5月5日(木曜日)にJoseが、
「Xalapaに女の子に会いに行って来る!」
と、出ていった。
2~3日は帰ってこないらしい。
正直助かった。
なんせ彼のイビキは爆裂にデカイ!
まったく眠らせてくれない。
それに、ブリーフ姿で枕に抱きつきながら眠る40代・男性の姿を見て、
「Oh~! キュート」
などと思える気持ちは持ち合わせてはいないからだ。
てことで、ここのBOSSである、LeónとCarlosに支持を仰ぎ働くことになった。
Leónは12歳の頃からずっと働いている。
今までいろんな仕事をしてきた結果、8年前からここに落ち着いたらしい。
5歳年下の奥さんGloriaと、3人の孫達と共に暮らしている。
めちゃくちゃ優しく面倒見もよく、ウィスキーとウォッカが好きなイカしたボスや。
Carlos(副ボス)は、子供がそのまま大人になったようなおっちゃんである。
いつも冗談ばかり言いながら踊り、果物ちぎってはつまみ食い。
たまにLeonから、
「また甘いもん食べて!」
と、怒られている。
そんな子供のような彼だが、この農場のヒットマンでもある。
畑を荒らす生き物や、命を脅かす蛇などは、彼が容赦なくぶち殺す。
Topoと呼ばれる前歯の長いネズミみたいな奴は、まずチャリの前輪でしばいて弱らせる。

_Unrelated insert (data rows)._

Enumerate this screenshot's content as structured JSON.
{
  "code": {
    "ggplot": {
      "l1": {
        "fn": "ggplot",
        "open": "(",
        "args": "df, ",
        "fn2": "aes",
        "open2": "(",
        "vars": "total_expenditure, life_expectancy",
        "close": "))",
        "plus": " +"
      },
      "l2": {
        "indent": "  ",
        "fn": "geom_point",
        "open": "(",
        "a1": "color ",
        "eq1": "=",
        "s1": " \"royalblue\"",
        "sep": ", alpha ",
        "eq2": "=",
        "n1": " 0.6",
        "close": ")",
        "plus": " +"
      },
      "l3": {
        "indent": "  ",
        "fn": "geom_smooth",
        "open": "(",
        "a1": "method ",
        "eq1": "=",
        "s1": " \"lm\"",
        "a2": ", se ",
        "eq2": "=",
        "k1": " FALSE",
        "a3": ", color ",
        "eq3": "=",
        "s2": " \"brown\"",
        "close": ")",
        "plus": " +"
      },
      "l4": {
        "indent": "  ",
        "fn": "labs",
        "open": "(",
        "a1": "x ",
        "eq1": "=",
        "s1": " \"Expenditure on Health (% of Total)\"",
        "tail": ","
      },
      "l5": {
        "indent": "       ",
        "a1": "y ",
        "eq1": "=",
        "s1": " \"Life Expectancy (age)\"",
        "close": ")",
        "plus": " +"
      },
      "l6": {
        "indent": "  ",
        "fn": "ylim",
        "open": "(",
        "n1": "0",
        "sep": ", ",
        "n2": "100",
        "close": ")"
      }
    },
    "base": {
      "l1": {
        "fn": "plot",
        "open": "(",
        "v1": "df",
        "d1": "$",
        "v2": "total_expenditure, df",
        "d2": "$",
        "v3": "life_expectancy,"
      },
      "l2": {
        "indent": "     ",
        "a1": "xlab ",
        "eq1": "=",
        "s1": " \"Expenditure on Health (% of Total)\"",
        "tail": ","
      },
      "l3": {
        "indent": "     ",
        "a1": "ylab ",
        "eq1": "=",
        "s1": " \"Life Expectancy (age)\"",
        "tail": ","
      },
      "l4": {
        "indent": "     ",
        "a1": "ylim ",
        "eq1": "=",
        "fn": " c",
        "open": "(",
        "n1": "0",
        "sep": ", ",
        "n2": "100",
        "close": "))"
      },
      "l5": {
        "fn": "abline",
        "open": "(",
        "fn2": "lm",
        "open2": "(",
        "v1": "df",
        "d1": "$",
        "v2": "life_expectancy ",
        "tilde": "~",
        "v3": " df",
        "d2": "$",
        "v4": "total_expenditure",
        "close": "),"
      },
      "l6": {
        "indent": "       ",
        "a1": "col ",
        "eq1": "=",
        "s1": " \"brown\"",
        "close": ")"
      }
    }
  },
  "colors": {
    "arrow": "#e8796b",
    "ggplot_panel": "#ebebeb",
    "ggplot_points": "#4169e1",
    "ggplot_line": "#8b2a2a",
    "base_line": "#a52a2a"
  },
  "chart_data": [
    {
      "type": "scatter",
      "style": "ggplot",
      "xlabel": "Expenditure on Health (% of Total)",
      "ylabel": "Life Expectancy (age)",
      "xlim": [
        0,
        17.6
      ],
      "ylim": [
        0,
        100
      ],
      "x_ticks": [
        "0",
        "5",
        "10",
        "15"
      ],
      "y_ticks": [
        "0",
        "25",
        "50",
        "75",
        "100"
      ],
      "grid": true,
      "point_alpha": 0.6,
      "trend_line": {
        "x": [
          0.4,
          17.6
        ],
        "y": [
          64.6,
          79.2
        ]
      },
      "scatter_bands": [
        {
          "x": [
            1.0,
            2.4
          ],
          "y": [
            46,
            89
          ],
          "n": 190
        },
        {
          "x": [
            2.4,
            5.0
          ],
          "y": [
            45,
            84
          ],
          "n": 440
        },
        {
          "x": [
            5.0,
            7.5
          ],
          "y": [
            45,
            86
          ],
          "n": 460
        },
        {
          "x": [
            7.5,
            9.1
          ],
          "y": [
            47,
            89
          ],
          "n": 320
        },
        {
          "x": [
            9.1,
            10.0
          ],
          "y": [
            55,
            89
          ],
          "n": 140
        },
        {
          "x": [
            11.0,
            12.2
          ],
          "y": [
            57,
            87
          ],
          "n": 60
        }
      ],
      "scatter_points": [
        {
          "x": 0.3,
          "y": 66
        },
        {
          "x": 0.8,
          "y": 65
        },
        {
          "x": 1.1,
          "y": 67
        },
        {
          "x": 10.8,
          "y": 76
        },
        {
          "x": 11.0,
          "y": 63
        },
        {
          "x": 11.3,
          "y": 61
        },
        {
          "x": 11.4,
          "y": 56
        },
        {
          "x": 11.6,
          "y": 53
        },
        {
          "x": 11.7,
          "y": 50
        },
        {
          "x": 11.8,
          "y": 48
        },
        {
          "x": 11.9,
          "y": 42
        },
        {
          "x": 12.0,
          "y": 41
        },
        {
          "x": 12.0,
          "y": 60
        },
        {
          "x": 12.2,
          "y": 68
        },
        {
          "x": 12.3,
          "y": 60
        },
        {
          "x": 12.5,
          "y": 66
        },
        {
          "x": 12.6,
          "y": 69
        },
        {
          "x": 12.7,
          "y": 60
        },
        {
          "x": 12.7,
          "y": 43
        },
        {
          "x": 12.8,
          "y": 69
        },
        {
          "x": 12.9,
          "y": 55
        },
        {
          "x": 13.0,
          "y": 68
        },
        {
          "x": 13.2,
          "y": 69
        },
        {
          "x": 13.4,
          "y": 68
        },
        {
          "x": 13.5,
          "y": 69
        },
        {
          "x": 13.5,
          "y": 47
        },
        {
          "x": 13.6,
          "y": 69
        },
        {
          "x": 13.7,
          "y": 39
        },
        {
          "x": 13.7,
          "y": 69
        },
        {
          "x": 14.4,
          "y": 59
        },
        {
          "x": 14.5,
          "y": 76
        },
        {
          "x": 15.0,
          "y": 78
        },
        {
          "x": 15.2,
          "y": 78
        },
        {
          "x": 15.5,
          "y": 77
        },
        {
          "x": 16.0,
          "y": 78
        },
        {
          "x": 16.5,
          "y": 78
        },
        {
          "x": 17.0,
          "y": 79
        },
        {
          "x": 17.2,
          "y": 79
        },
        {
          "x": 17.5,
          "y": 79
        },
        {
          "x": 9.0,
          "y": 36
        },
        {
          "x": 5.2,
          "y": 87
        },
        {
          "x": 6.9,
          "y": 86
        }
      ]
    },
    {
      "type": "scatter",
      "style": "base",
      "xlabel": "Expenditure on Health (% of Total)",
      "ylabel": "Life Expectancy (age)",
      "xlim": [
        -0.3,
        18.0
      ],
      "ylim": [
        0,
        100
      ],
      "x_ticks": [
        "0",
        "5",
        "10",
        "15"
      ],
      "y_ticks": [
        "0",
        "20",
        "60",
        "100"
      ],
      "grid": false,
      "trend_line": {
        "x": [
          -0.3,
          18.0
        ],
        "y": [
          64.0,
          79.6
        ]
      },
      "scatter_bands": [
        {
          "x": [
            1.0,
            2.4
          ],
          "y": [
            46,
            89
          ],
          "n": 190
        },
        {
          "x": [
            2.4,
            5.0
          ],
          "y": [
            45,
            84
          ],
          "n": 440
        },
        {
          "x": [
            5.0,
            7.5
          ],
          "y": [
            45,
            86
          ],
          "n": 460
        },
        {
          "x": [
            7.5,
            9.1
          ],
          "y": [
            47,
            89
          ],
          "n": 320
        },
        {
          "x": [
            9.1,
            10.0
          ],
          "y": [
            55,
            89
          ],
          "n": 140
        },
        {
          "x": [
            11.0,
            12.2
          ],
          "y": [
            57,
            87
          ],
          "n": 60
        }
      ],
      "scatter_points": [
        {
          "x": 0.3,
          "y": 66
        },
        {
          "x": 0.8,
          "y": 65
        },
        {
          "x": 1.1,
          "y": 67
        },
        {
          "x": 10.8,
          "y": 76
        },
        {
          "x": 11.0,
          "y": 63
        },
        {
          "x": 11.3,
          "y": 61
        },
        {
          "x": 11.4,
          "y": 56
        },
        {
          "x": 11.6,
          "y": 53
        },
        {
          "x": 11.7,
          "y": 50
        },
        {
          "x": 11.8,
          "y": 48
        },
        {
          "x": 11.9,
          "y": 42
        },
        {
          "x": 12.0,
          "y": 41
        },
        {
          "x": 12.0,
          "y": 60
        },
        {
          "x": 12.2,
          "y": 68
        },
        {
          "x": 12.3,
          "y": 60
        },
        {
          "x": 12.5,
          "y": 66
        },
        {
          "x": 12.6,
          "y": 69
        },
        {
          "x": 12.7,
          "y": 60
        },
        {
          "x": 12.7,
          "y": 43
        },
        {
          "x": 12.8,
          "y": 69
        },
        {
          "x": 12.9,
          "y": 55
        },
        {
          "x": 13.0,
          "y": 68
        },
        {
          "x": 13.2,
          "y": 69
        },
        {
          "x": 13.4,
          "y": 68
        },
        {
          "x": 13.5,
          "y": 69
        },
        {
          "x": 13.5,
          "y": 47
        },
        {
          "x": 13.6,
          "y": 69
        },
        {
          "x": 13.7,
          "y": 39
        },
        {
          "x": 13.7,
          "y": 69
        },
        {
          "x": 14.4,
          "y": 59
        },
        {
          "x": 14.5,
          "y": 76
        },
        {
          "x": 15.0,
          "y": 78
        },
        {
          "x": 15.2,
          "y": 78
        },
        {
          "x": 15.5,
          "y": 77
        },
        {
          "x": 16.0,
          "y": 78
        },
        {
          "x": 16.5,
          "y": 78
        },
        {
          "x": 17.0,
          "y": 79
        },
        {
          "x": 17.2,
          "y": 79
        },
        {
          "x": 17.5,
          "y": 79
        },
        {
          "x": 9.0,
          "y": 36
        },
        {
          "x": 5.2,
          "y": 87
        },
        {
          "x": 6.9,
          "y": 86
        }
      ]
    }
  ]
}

その後、蹴りまくって弱ったところを尻尾つかんで持ち上げ、何度も何度も地面に叩きつけるのだ。
それで終わりかと思いきや、まだまだ序の口。
確実に死んでいるであろうTopoの頭に、数回石を投げつける。
そして、再び蹴りまくる。
なかなかエグい。
蛇にいたっては、スコップで一瞬のうちに首をちょんぎる。
まさに瞬殺!
この2人がここを仕切っているボスや。
そんなボス2人とDavid(無口なメキシコの大学生)と共に、人生初のlichi狩りにと繰り出した。
いい感じに熟れたlichiを一つ一つ丁寧にちぎる。
そして、手に持ったバケツに大胆に投げ入れる。
ちぎる時は丁寧なのに、入れる時はなんとも大胆。
これが原因で、いい感じのlichiの三割程度がNo sirve(役立たず)になる。
せっかく丁寧に前戯したのに、三こすり半でイッてしまうSEXのように、残念な結果に終わってしまうのだ。
そんな感じで、Leónに選別の仕方を教わりながら収穫していると、見知らぬオヤジと老けた若造がやってきた。
「こんにちわ! ハポネス。
Rubenのパパと弟のRogelioだよ」
(そうか、こいつらが呼んどいて未だ旅行から帰ってこないバカップルの生みの親と、似たような精子のカタマリか?)
そう思いながらにこやかに挨拶を交わす。
そして、バカ共に連れられて、お次はLichiのパック詰め作業に入る。
作業中、
「ハポ~ン! メヒコ~!」
と、テンション高く叫びながら、のろまなスピードで詰めるオヤジ。
きっとシャブでも喰ってるんやろう。
そういえば、親子ともども若干瞳孔が開いている気がする。
ハタチの頃に働いていた現場に時折いた、シャブ中のオヤジたちと同じ目をしている。
そんなシャブ中どもは、かるくあしらいながら、1パックに対して680g分のlichiを詰める。
詰め込まれた商品は、カナダの大型スーパーで売られるそうだ。
ここで気になるのが値段。
大阪のスーパーで、ライチが売ってるとこなんて見たことないから、しょうみ気になって仕方がない。
だから、オヤジに聞いてみた。
すると、返ってきた答えは、
「わからない」
だった。
あゝ、この人は阿呆タレなんだ。
そう思っただけで、会話はすぐに終了した。
だが、阿呆は1人だけではなかった。
31歳の弟は、どうやら今回初めて作業に参加したらしく、
「パパ、どれがいいlichiなの?」
「ん? ロヘリオ。これがいいlichiだよ。
1つ食べてごらん」
パクッ。
「まいう~」
バカや。
文句なしに。
そんなバカさをいち早く察していたのか、Davidから聞いて知っていたのか、8日にデートから帰ってきたあと、家族の誰とも会わずに翌日にJoseは出ていった。
そして、まだRubenとLauraは帰ってこない。